Calculate effective nuclear charge (Zeff) using Slater's rules. Determine shielding constants and electron penetration for any element.
The effective nuclear charge (Zeff) is the net positive charge experienced by an electron in a multi-electron atom. While the actual nuclear charge equals the atomic number Z, inner electrons partially shield outer electrons from the full nuclear attraction. Slater's rules provide a systematic method to estimate the shielding constant (σ) and calculate Zeff = Z - σ for any electron in any atom.
Understanding effective nuclear charge explains many periodic trends: why atomic radius decreases across a period (increasing Zeff pulls electrons closer), why ionization energy generally increases left to right (more Zeff means electrons are held more tightly), and why electron affinity becomes more negative across most periods. Zeff also helps predict chemical reactivity, electronegativity, and spectroscopic properties.
This calculator implements Slater's rules for all elements, automatically determining the electron configuration and calculating the shielding constant for each electron group. It displays the Zeff for valence electrons and inner shells, allowing comparison across the periodic table. Advanced users can also view Clementi-Raimondi Zeff values derived from self-consistent field calculations for higher accuracy.
Instantly calculate effective nuclear charges for any element without manually applying Slater's rules. Essential for understanding periodic trends, predicting chemical properties, and teaching inorganic chemistry concepts. This effective nuclear charge calculator helps you compare outcomes quickly and reduce avoidable mistakes when making day-to-day care decisions. Use the estimate as a planning baseline and confirm final decisions with a qualified professional when risk is high.
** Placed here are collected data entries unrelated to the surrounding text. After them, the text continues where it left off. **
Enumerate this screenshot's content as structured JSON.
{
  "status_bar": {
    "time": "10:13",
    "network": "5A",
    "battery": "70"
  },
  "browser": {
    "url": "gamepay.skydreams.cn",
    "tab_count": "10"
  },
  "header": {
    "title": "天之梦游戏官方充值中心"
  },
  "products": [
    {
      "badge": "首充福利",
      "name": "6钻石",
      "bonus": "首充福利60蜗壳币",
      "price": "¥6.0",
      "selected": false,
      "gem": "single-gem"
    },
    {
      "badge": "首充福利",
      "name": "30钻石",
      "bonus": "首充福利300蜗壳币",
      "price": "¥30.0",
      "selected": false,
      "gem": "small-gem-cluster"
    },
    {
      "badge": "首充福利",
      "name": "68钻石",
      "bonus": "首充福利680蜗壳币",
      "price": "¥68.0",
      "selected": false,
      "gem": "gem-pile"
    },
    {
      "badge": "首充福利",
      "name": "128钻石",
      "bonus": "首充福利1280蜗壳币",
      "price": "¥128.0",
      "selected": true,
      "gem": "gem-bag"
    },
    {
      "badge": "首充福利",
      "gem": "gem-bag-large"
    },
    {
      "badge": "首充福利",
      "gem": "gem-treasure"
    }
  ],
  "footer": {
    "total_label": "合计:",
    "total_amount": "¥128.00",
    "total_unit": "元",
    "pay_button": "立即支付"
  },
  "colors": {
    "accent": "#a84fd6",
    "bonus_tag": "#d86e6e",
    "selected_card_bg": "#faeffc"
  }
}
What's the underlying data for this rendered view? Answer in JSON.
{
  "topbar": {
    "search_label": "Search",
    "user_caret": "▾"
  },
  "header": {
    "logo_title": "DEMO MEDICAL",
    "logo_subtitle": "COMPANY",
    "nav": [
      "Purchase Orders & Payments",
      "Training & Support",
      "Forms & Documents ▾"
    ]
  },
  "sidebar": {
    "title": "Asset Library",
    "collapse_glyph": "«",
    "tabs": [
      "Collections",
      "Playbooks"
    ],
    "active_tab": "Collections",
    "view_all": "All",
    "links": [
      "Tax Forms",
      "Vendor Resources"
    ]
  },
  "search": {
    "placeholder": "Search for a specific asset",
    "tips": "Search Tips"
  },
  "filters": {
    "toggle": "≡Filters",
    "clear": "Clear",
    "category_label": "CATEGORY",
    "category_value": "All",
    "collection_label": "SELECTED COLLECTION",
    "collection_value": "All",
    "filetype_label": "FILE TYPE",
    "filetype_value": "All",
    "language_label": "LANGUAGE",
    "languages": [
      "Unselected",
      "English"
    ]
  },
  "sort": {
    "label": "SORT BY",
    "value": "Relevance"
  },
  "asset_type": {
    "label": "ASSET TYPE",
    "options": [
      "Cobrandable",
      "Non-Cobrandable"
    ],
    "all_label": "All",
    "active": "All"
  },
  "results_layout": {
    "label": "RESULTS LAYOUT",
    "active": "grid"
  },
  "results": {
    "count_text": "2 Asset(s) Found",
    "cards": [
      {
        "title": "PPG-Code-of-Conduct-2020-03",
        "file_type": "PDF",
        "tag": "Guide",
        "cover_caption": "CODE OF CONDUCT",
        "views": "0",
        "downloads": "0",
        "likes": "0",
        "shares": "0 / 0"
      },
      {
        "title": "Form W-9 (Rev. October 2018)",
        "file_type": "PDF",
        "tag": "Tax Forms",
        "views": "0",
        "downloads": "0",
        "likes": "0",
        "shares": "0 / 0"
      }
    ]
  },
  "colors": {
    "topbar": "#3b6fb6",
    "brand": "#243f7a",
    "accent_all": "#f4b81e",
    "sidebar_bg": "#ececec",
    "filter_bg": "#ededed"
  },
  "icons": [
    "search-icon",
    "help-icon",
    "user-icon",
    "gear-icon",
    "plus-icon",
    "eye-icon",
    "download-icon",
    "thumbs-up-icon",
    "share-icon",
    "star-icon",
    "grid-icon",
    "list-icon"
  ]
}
Zeff = Z - σ, where Z = atomic number and σ = shielding constant (Slater). Slater's rules: (1) Group electrons as (1s)(2s,2p)(3s,3p)(3d)(4s,4p)(4d)(4f)... (2) Electrons in higher groups contribute 0. (3) Electrons in the same group contribute 0.35 (except 1s: 0.30). (4) For s,p electrons: n-1 shell contributes 0.85 each; n-2 and lower contribute 1.00 each. (5) For d,f electrons: all lower groups contribute 1.00 each.
Result: Zeff(3s) = 2.20
Sodium (Z=11) has configuration [Ne]3s¹. For the 3s electron: same group contributes 0, the 2s2p group (8 electrons) each contribute 0.85, and the 1s group (2 electrons) each contribute 1.00. σ = 8(0.85) + 2(1.00) = 8.80. Zeff = 11 - 8.80 = 2.20.
J.C. Slater published his empirical screening rules in 1930 as a simple method to estimate atomic orbital energies. The rules group electrons into shells: (1s), (2s,2p), (3s,3p), (3d), (4s,4p), and so on. The key insight is that electrons in the same group shield each other less effectively than inner-shell electrons. The specific contributions (0.30, 0.35, 0.85, 1.00) were chosen to reproduce known ionization energies and atomic radii as closely as possible with a simple set of rules.
Atomic radius decreases across a period because Zeff increases while electrons enter the same shell, pulling them closer. Down a group, electrons enter higher shells farther from the nucleus, so radius increases despite higher Zeff. Ionization energy follows Zeff trends: higher Zeff means more energy needed to remove an electron. The exceptions (Be>B, N>O) are explained by subshell effects and electron-electron repulsion in paired orbitals, which Slater's rules don't fully capture.
Modern quantum chemical calculations provide much more accurate Zeff values through self-consistent field (SCF) methods. The Clementi-Raimondi values, published in 1963 and 1967, used Hartree-Fock calculations to determine optimal Zeff for each orbital. These values show that Slater's rules systematically underestimate Zeff for inner shells and overestimate it for valence shells. Density functional theory (DFT) and post-Hartree-Fock methods provide even better descriptions of electron shielding in multi-electron atoms.
Zeff is the net positive charge felt by a specific electron, after accounting for the shielding effect of other electrons between it and the nucleus. It determines how tightly the electron is bound.
The shielding constant (σ) represents the total screening effect of all other electrons. Each electron contributes to σ based on its orbital group relative to the electron of interest, following Slater's empirical rules.
Zeff explains periodic trends in atomic size, ionization energy, electron affinity, and electronegativity. Higher Zeff means smaller atoms, higher ionization energy, and greater electronegativity.
Slater's rules give reasonable estimates but can be off by 10-20% compared to ab initio calculations. Clementi-Raimondi values from Hartree-Fock calculations are more accurate but less intuitive.
Across a period, each new element adds one proton and one electron. The new electron enters the same shell and shields poorly (only 0.35), so the net effect is an increase in Zeff of about 0.65 per element.
Yes! Core electrons are less shielded and feel a much higher Zeff than valence electrons. For sodium, the 1s electrons feel Zeff ≈ 10.7, while the 3s valence electron feels only Zeff ≈ 2.2.